Fires have been raging across the western and northwestern states for the last few months, and even western and central Canada is getting in on the wildfire activity.
Smoky skies during the summertime isn’t all that unusual for the middle of the country, but the amount of smoke in our skies of late has been very impressive!
Yesterday, it was difficult to tell the difference between the sky and the afternoon clouds because of the milky, white backdrop. And the smoke in the upper atmosphere was easy to spot on satellite Sunday morning:
Haze and a smoky, white sky can still be seen in the middle of the day Monday from FOX4’s towercam.
So why are we seeing the effect of fires 1,000-plus miles away?
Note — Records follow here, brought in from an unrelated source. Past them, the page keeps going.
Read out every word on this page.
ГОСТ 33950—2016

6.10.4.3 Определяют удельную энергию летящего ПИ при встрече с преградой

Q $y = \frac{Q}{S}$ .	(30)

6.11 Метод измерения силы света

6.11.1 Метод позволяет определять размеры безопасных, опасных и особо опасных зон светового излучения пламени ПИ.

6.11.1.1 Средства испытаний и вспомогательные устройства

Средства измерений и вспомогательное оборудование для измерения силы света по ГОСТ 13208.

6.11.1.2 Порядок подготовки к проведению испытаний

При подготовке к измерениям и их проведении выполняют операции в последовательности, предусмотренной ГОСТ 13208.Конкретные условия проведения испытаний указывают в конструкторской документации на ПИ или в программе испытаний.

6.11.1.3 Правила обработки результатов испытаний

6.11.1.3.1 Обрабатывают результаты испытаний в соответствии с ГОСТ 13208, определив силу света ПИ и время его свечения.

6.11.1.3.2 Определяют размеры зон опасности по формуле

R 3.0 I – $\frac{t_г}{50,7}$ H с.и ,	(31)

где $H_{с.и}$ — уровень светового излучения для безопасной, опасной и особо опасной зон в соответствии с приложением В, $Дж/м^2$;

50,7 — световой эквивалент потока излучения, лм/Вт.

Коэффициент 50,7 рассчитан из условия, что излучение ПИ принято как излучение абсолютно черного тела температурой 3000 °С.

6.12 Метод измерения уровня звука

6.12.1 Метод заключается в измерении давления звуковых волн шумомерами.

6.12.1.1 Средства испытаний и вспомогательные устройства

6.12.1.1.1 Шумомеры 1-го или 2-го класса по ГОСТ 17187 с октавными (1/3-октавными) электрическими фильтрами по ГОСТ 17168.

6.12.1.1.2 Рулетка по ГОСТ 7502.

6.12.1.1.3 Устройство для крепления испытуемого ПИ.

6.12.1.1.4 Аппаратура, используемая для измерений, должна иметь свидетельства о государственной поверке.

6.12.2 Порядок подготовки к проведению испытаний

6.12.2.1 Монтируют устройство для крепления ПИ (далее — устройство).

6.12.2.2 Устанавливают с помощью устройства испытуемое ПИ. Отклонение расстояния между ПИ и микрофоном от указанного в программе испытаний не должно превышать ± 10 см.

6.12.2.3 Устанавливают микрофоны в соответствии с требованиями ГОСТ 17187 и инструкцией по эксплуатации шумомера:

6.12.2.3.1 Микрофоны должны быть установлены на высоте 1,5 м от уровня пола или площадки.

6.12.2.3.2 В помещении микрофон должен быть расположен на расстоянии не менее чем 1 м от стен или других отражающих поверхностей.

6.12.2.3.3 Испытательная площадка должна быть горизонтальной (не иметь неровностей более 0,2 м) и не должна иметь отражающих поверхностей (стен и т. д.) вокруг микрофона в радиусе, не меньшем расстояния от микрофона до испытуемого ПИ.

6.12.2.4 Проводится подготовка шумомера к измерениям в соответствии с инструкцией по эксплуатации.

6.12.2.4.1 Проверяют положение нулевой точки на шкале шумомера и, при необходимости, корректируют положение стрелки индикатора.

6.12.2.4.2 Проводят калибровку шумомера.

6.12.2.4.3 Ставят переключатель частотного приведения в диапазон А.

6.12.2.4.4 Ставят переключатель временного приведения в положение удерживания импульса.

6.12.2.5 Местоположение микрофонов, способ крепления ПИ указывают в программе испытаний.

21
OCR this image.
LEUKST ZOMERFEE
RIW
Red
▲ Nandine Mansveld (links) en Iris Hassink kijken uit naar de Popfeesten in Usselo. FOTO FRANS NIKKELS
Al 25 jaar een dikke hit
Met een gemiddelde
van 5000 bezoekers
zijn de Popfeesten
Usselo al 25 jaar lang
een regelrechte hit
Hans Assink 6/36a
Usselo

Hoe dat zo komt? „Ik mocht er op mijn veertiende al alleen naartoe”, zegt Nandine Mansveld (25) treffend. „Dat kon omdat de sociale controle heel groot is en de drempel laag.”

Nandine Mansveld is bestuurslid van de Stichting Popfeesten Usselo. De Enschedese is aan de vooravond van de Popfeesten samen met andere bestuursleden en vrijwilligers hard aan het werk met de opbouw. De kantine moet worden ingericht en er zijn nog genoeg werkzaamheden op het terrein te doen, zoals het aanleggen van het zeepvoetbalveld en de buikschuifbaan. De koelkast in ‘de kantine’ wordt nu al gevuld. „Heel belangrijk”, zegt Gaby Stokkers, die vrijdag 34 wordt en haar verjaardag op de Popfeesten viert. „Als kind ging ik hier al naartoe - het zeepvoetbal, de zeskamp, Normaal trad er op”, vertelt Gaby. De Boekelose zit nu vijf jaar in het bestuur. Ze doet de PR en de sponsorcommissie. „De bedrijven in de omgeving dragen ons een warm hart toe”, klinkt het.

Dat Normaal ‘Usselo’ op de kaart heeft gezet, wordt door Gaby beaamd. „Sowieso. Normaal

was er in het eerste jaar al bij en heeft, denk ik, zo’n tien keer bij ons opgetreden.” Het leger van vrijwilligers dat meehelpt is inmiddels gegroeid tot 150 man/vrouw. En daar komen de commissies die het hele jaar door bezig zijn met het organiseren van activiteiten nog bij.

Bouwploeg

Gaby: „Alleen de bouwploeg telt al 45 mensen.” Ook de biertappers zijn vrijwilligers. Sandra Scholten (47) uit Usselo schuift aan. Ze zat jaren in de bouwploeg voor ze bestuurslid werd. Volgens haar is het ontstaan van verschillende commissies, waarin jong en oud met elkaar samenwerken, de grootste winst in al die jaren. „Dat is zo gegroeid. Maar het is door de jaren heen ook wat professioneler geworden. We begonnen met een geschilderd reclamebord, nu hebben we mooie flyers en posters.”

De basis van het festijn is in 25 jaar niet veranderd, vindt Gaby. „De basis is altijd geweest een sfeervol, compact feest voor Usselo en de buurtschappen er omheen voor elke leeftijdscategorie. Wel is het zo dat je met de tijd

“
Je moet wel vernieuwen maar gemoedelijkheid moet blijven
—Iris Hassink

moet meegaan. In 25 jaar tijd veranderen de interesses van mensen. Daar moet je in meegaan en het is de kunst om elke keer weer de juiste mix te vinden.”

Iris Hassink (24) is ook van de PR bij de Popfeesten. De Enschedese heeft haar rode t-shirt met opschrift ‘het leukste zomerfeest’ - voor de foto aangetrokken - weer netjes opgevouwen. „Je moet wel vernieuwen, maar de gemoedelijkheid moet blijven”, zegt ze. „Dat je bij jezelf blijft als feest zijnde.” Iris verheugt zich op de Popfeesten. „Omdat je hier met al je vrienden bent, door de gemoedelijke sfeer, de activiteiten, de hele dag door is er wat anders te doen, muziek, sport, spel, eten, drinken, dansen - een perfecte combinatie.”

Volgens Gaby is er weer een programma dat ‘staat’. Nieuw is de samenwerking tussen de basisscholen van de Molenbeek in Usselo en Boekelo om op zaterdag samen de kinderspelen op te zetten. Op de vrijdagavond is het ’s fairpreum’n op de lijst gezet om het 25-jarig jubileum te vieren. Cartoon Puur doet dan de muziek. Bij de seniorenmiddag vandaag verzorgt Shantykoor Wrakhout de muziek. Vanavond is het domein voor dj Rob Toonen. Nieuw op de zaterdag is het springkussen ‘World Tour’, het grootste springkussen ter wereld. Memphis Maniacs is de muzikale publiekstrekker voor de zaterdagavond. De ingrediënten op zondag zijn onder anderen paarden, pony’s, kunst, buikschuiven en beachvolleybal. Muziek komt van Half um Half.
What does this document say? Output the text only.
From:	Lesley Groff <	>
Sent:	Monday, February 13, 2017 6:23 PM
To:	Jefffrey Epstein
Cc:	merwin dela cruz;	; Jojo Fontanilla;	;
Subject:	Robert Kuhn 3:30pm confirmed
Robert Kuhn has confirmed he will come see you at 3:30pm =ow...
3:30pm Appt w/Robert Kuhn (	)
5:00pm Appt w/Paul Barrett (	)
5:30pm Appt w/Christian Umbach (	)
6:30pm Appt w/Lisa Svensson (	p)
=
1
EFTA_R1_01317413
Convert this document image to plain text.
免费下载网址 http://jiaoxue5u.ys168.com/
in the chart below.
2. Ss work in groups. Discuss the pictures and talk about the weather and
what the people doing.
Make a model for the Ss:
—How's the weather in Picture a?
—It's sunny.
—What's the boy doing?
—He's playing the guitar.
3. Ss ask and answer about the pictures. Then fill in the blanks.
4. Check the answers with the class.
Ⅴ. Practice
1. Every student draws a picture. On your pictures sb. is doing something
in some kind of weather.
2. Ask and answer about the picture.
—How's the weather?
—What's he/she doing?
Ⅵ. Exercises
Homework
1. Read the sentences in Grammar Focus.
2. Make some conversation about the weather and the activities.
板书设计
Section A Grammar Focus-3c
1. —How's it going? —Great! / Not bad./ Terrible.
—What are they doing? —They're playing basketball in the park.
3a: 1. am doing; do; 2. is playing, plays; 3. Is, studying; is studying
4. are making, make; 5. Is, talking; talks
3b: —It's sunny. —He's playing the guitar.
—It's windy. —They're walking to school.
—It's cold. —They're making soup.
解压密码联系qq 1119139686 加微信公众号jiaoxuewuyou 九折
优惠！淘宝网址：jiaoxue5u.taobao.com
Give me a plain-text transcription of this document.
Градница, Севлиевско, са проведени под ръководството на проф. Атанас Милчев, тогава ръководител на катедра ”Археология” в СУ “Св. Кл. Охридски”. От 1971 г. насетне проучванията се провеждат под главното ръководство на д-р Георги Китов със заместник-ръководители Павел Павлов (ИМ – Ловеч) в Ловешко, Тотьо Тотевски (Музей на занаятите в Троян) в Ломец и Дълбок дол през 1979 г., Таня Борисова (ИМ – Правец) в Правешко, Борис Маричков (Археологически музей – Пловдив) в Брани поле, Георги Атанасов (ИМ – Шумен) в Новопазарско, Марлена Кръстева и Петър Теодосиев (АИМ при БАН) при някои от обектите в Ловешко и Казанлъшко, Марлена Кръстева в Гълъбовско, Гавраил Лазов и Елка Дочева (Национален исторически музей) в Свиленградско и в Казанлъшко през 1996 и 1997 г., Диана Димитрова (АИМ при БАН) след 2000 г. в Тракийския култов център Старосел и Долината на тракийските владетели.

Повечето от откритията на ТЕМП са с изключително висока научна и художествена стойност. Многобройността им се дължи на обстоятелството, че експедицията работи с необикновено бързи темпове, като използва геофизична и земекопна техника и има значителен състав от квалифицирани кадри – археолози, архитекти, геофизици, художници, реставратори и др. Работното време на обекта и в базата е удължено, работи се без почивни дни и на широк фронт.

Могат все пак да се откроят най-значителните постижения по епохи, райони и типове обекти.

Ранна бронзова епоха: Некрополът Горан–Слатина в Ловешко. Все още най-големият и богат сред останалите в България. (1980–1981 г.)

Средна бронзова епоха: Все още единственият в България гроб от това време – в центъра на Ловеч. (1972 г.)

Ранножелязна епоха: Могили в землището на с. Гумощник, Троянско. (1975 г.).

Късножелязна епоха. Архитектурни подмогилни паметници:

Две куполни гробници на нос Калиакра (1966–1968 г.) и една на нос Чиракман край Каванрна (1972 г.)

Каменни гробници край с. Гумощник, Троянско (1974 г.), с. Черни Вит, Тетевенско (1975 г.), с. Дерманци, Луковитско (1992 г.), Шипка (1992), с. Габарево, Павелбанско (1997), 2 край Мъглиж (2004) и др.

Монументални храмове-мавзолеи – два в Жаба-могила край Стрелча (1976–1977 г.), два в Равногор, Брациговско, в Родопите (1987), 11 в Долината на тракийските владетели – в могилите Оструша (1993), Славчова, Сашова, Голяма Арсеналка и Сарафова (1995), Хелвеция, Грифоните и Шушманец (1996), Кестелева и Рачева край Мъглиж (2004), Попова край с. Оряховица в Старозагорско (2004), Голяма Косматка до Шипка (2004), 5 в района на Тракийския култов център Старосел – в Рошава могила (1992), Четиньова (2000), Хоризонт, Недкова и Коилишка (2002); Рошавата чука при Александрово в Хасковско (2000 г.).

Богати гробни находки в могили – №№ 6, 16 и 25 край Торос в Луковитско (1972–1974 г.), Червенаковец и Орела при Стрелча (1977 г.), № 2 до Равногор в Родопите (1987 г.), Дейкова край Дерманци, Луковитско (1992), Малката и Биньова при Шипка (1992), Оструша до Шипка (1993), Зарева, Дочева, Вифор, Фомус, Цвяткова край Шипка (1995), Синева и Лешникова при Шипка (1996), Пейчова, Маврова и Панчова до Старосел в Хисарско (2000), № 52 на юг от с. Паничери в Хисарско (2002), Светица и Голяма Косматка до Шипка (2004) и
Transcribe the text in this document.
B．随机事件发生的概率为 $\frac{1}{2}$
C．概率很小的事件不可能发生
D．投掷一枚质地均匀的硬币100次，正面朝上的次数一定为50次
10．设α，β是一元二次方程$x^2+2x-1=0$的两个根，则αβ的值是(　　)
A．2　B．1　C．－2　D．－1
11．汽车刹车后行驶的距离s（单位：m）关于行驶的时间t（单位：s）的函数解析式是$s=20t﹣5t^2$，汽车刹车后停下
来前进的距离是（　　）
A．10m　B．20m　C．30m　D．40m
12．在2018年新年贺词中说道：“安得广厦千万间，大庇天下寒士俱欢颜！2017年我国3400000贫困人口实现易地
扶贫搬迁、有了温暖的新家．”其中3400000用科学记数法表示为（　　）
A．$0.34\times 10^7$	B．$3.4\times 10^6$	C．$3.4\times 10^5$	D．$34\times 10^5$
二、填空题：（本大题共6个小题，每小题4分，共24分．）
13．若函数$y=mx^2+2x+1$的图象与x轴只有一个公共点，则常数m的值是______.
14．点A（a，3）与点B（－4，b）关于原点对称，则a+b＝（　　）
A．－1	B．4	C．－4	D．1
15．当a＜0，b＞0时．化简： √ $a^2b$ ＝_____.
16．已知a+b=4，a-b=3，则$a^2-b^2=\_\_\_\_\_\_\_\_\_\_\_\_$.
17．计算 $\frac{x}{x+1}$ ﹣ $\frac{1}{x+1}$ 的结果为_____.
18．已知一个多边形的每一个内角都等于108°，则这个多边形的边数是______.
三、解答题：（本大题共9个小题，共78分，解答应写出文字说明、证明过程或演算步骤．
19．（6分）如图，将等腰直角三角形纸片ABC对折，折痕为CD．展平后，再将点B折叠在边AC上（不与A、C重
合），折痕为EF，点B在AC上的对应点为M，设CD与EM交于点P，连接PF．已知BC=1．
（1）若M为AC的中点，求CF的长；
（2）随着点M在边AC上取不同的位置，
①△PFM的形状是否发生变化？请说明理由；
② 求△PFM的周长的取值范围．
It all has to do with the wind direction above our heads. About 18,000 feet up, the winds are circling around an area of high pressure out west. Air is travelling from the Pacific Ocean into California, then turning north into Canada.
From there, it taps into the wildfire smoke across the northwestern U.S. and western Canada before heading southeast into the Central Plains, right over us.
This pattern really won’t be breaking down tomorrow or Wednesday. So in the meantime, an Air Quality Alert has been issued for the Kansas City metro area.
If you have trouble breathing or have heart/lung problems, try to limit your time outside through Wednesday.
Air quality should improve for Thursday as the upper-level winds flip around out of the southwest with a weak disturbance coming through the Kansas City area, bringing more clouds and possibly some scattered showers.